Studi Cross Sectional Study / studi potong lintang / studi prevalensi atau survey yaitu merupakan
penelitian untuk mempelajari hubungan antara faktor-faktor risiko dengan efek dengan pendekatan
atau observasi sekaligus pada suatu waktu tertentu. Disebut juga penelitian transversal karena
model yang digunakan adalah Point time Approach. Pendekatan suatu saat bukan dimaksudkan
semua subyek diamati pada saat yang sama melainkan tiap subyek hanya diamati satu kali saja dan
pengukuran dilakukan terhadap suatu karakter atau variabel pada saat pemeriksaan.
Penelitian ini disebut juga prevalence study karena dari penelitian ini diperoleh prevalensi
suatu penyakit. Penelitian ini disebut juga correlational study karena bisa digunakan untuk
mengukur kuatnya hubungan antara faktor resiko dengan penyakit. Dikatakan cross-sectional
study karena faktor resiko dan penyakit diamati pada waktu yang bersamaan. Penelitian ini tidak
bisa digunakan untuk membuktikan hubungan sebab akibat (Kuntoro, H. 2006.).

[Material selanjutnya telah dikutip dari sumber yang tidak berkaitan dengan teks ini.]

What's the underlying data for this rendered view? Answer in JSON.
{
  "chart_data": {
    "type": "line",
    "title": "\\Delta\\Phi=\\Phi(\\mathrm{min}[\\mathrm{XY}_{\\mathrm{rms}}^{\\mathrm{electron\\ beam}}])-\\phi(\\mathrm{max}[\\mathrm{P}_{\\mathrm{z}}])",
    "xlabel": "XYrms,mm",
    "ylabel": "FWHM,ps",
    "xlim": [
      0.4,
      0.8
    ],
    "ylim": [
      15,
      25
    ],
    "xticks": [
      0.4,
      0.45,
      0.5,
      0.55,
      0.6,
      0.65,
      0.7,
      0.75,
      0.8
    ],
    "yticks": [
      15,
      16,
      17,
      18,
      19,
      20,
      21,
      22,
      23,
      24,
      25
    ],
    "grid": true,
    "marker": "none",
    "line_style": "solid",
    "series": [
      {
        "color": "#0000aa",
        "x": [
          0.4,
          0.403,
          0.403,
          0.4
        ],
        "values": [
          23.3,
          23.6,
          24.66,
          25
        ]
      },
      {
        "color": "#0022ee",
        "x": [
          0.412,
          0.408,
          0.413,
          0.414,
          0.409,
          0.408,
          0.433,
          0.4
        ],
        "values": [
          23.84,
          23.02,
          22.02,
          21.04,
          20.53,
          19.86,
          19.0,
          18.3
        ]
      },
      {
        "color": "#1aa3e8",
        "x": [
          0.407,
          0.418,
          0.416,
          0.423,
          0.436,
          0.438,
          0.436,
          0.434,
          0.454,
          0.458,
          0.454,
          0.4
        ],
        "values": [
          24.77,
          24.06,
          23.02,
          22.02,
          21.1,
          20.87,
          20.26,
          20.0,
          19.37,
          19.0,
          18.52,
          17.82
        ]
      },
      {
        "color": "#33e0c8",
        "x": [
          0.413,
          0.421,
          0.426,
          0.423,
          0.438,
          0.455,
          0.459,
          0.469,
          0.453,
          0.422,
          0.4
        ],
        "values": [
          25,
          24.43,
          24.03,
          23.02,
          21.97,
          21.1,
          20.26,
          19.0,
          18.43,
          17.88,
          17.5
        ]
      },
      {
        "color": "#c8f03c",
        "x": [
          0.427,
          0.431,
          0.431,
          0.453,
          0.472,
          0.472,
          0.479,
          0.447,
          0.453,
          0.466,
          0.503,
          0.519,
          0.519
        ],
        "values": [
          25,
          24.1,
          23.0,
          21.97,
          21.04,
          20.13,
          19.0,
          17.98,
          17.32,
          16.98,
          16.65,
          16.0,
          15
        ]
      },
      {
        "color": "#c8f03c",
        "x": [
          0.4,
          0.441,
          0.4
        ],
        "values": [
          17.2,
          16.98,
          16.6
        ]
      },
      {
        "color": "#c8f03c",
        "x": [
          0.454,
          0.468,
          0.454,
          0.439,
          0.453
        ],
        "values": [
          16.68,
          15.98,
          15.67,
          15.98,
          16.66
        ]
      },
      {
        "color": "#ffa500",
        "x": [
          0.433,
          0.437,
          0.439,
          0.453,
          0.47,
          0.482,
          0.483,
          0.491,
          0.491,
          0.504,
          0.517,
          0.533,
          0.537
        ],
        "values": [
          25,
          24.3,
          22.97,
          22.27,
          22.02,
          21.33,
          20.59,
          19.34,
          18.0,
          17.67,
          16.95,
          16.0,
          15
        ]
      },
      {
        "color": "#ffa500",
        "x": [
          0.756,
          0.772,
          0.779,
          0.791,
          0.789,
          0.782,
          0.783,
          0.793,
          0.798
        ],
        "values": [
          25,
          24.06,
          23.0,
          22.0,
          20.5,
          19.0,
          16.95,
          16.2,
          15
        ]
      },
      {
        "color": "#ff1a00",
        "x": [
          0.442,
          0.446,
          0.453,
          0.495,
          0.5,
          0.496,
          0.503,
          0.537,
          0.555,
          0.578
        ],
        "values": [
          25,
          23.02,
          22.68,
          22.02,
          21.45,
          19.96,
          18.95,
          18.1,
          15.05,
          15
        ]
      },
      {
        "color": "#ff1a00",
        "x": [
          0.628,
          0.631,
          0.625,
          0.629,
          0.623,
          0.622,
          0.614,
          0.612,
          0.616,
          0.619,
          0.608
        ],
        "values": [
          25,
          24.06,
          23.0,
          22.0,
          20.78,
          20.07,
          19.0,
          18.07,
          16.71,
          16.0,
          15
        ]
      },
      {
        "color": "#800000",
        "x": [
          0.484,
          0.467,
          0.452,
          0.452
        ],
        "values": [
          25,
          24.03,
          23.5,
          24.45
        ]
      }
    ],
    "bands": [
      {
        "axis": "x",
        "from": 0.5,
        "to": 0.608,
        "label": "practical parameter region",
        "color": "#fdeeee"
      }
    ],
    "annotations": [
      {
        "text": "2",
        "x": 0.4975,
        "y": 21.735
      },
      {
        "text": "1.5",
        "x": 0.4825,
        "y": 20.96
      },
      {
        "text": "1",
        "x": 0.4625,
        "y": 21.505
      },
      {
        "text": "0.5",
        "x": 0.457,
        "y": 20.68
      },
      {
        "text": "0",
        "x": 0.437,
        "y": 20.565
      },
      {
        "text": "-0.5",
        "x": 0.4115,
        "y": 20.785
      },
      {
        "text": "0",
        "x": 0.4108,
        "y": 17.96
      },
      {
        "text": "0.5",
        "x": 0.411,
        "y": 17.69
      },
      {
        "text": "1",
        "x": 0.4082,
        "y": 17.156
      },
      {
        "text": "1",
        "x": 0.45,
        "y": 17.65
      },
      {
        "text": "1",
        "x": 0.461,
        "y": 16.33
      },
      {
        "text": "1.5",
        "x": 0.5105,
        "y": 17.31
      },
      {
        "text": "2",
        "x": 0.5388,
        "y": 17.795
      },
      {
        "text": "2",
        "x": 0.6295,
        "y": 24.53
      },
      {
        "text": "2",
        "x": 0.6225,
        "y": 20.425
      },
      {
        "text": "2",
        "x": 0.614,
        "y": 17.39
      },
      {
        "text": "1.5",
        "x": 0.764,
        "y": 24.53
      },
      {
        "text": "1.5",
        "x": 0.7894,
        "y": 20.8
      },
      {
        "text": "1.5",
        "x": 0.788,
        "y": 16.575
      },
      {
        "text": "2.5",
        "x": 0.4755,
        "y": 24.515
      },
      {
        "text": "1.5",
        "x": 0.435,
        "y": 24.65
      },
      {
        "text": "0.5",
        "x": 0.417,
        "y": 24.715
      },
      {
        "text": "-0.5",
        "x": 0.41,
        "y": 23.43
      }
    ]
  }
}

Cross-sectional studi ini adalah rancangan studi epidemiologi yang mempelajari hubungan
penyakit dan paparan (faktor penelitian) dengan cara mengamati status paparan dan penyakit
serentak pada individu-individu dari populasi tunggal pada satu saat atau satu periode. Tujuan studi
ini adalah untuk memperoleh gambaran pola penyakit dan determinan-dterminannya pada populasi
sasaran (Kuntoro, H. 2006.).
Kelebihan studi belah lintang ialah mudah untuk dilakukan dan murah, sebab tidak
memerlukan follow-up. Jika tujuan penelitian sekadar mendeskripsikan distribusi penyakit
dihubungkan dengan faktor-faktor penelitian, maka studi potong lintang adalah rancangan studi
yang cocok, efisien, dan cukup kuat di segi metodologik. Selain itu, studi belah-lintang tak
memaksa subjek untuk mengalami faktor yang diperkirakan bersifat merugikan kesehatan faktor
resiko (Kuntoro, H. 2006.).
Kelemahan studi belah-lintang adalah tidak tepat digunakan untuk menganalisis hubungan
kausal paparan dan penyakit. Hal ini disebabkan karena validitas penilaian hubungan kausal yang
menuntut sekuensi waktu yang jelas antara paparan dan penyakit (yaitu, paparan harus mendahului
penyakit) sulit untuk dipenuhi pada studi ini (Kuntoro, H. 2006.).
DAFTAR PUSTAKA
Adriyani, R. 2011. Kadar Logam Berat Cadmium, Protein dan Organoleptik pada Daging Bivalvia
dan Efektivitas Perendaman Larutan Asam Cuka. Fakultas Pascasarjana. Universitas
Airlangga.
Kuntoro, H. 2006. Konsep Desain Penelitian. Guru Besar Ilmu Biostatistika dan Kependudukan
Fakultas Kesehatan Masyarakat Universitas Airlangga. Surabaya.